Tuesday, January 26, 2010

The Art of Deception

    I was reading this National Geographic magazine, about Yellowstone and its “Super Volcano”. Ok smartasses, you got me. I don’t normally read these kinds of things. So I’m sure me just saying I read this, has you all rolling on the floor.


    This is sort of long, but I promise I will get to the point.




    So I was looking thru the magazine after I read the article, and I came across one that was on animals that mimic their surroundings. It said sometimes survival means lying, stealing, or sometimes vanishing in place. Really? That seems a little harsh.

    This brought up old memories of a women/son/family, I dislike tremendously (It has taken me 2 years to say that I dislike them and not HATE) thanks to the counseling sessions with my freakin mother!!!

    I will call them the katydid family, since the katydid is good at disguising themselves, and that is this family for real.

    I truly believe now in the saying “Out of site, out of mind”! Just so you know I am not a mean person, but I have to tell you that my niceness has been pushed to its limits in dealing with this family.

    I will give you a little bit of back ground, but not the whole long sordid history behind why I feel this way.

    Deceptive is a nice word for what this woman really was/is. Thoughts that come to mind are liar, back stabber, opportunist, and brown noser are just to name a few.

    I have known this family/woman since our kids were in grade school together. For many reasons I have decided I do not want any part of her or her family.

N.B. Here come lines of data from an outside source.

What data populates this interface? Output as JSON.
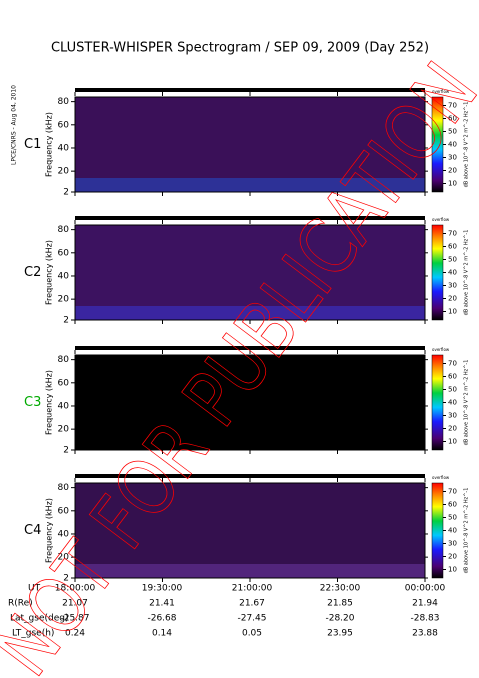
{
  "title": "CLUSTER-WHISPER Spectrogram / SEP 09, 2009 (Day 252)",
  "side_label": "LPCE/CNRS - Aug 04, 2010",
  "watermark": "NOT FOR PUBLICATION",
  "chart_data": [
    {
      "type": "spectrogram",
      "label": "C1",
      "label_color": "#000000",
      "ylabel": "Frequency (kHz)",
      "ylim": [
        2,
        84
      ],
      "yticks": [
        2,
        20,
        40,
        60,
        80
      ],
      "xlim": [
        18,
        24
      ],
      "xticks": [
        18,
        19.5,
        21,
        22.5,
        24
      ],
      "background": "#3a1058",
      "band_color": "#2a3aa8",
      "colorbar": {
        "label": "dB above 10^-8 V^2 m^-2 Hz^-1",
        "top_label": "overflow",
        "lim": [
          5,
          75
        ],
        "ticks": [
          10,
          20,
          30,
          40,
          50,
          60,
          70
        ]
      }
    },
    {
      "type": "spectrogram",
      "label": "C2",
      "label_color": "#000000",
      "ylabel": "Frequency (kHz)",
      "ylim": [
        2,
        84
      ],
      "yticks": [
        2,
        20,
        40,
        60,
        80
      ],
      "xlim": [
        18,
        24
      ],
      "xticks": [
        18,
        19.5,
        21,
        22.5,
        24
      ],
      "background": "#3c1260",
      "band_color": "#3a2ab0",
      "colorbar": {
        "label": "dB above 10^-8 V^2 m^-2 Hz^-1",
        "top_label": "overflow",
        "lim": [
          5,
          75
        ],
        "ticks": [
          10,
          20,
          30,
          40,
          50,
          60,
          70
        ]
      }
    },
    {
      "type": "spectrogram",
      "label": "C3",
      "label_color": "#00aa00",
      "ylabel": "Frequency (kHz)",
      "ylim": [
        2,
        84
      ],
      "yticks": [
        2,
        20,
        40,
        60,
        80
      ],
      "xlim": [
        18,
        24
      ],
      "xticks": [
        18,
        19.5,
        21,
        22.5,
        24
      ],
      "background": "#000000",
      "band_color": "#000000",
      "colorbar": {
        "label": "dB above 10^-8 V^2 m^-2 Hz^-1",
        "top_label": "overflow",
        "lim": [
          5,
          75
        ],
        "ticks": [
          10,
          20,
          30,
          40,
          50,
          60,
          70
        ]
      }
    },
    {
      "type": "spectrogram",
      "label": "C4",
      "label_color": "#000000",
      "ylabel": "Frequency (kHz)",
      "ylim": [
        2,
        84
      ],
      "yticks": [
        2,
        20,
        40,
        60,
        80
      ],
      "xlim": [
        18,
        24
      ],
      "xticks": [
        18,
        19.5,
        21,
        22.5,
        24
      ],
      "background": "#34104e",
      "band_color": "#5a2a88",
      "colorbar": {
        "label": "dB above 10^-8 V^2 m^-2 Hz^-1",
        "top_label": "overflow",
        "lim": [
          5,
          75
        ],
        "ticks": [
          10,
          20,
          30,
          40,
          50,
          60,
          70
        ]
      }
    }
  ],
  "ephemeris": {
    "labels": [
      "UT",
      "R(Re)",
      "Lat_gse(deg)",
      "LT_gse(h)"
    ],
    "rows": [
      [
        "18:00:00",
        "19:30:00",
        "21:00:00",
        "22:30:00",
        "00:00:00"
      ],
      [
        "21.07",
        "21.41",
        "21.67",
        "21.85",
        "21.94"
      ],
      [
        "-25.87",
        "-26.68",
        "-27.45",
        "-28.20",
        "-28.83"
      ],
      [
        "0.24",
        "0.14",
        "0.05",
        "23.95",
        "23.88"
      ]
    ]
  }
}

    Rather unfortunately, our sons have gone to school together since kindergarten and played on the same competitive soccer team together for 6 years. So not only did I have to see her at every flippin school function , but then 2 times a week at soccer practice and every weekend at games or God help me, an out of town tournament. We also got invited to all the same “adult” parties. Where I did try and pretend to be nice for everyone else’s benefit.

    I know, if you don’t have anything nice to say then don’t say anything at all. I actually got to that point.


    Every time we were around them I swear my blood pressure would go up. Which ment that anytime we were around them it put me in a totally bitchy mood. You know how it is, once your pissed it’s hard to just pretend to have a good time.

    So all this started with a simple fight at school between my son and someone else’s son, who was a bully and had serious issues. The fight was at school (grade school), and the katydid kid was there to witness it. He however did nothing to break it up, but stood by and watched.

    When I called the katydid’s mom (cause I thought we were freakin friends) to find out what happened at school, she explained to me that her son was friends with both kids and didn’t want to choose sides. WTF!!!!! Are you freakin kidding me! I don’t care, who is friends with whom, you don’t stand by and watch a fight and do nothing. Is it obvious that my kid was the one getting beat up.

    I should have known that was the beginning of a hate/hate relationship.

    The things I’m going to mention now have nothing to do with anything other than they just piss me off. The katydid’s mom is a stay at home mom; she makes it a point to let everyone know how many hours she has volunteered at the school. She claims to be a very religious person. There is nothing wrong with any of these things. Except someone who claims to be such a religious person doesn’t need to publicize it and if you were such a good person why do you need to toot your own horn about all that you do, unless you are just doing it to impress???? Not very Christian like of her.

    I have to say the apple doesn’t fall far from the tree, cause the katydid kid is just like his mother. He is a huge brown noser, over achiever (for show), and a bully. That’s right, when he doesn’t think any adults are looking he is a complete jackass.

    None of this should mean anything to me. It shouldn’t affect my life in the slightest. It is my own fault that I have allowed it to eat at me. The problem is that most people don’t know the real “katydid” all they know is the act they put on. So it makes me look like a bitch, cause I don’t like them.

    So my dislike hate for this family has grown over the years, to where now everything is a freakin competition between our boys. If my son got A honor roll then her son had to go the extra mile and get principles’ honor roll. If my son got 3 goals in a game, next time her son worked to get more. It went on and on. We finally quit the soccer team, that wasn’t the only reason, but was a huge part of it. In order to get away from them.


    Their family even worked out at the same gym as my family (BTW, we were there first!)


    So finally the boys were in 8th grade at the jr high, and we were counting down the days till high school, cause once they hit H.S. they would be going to different schools, after being together for 8years.

    So finally I am some what at peace, (thru the help of God and support of my mother) I don’t have to see them but occasionally thru high school games against their school. In the end it was best for my sanity and my son’s confidence.

    It’s sad when you have to teach your kid at such a young age that life is not fair, not everyone plays by the rules or is honest. I am hoping that it has made my son a stronger person and not disillusioned him with the world.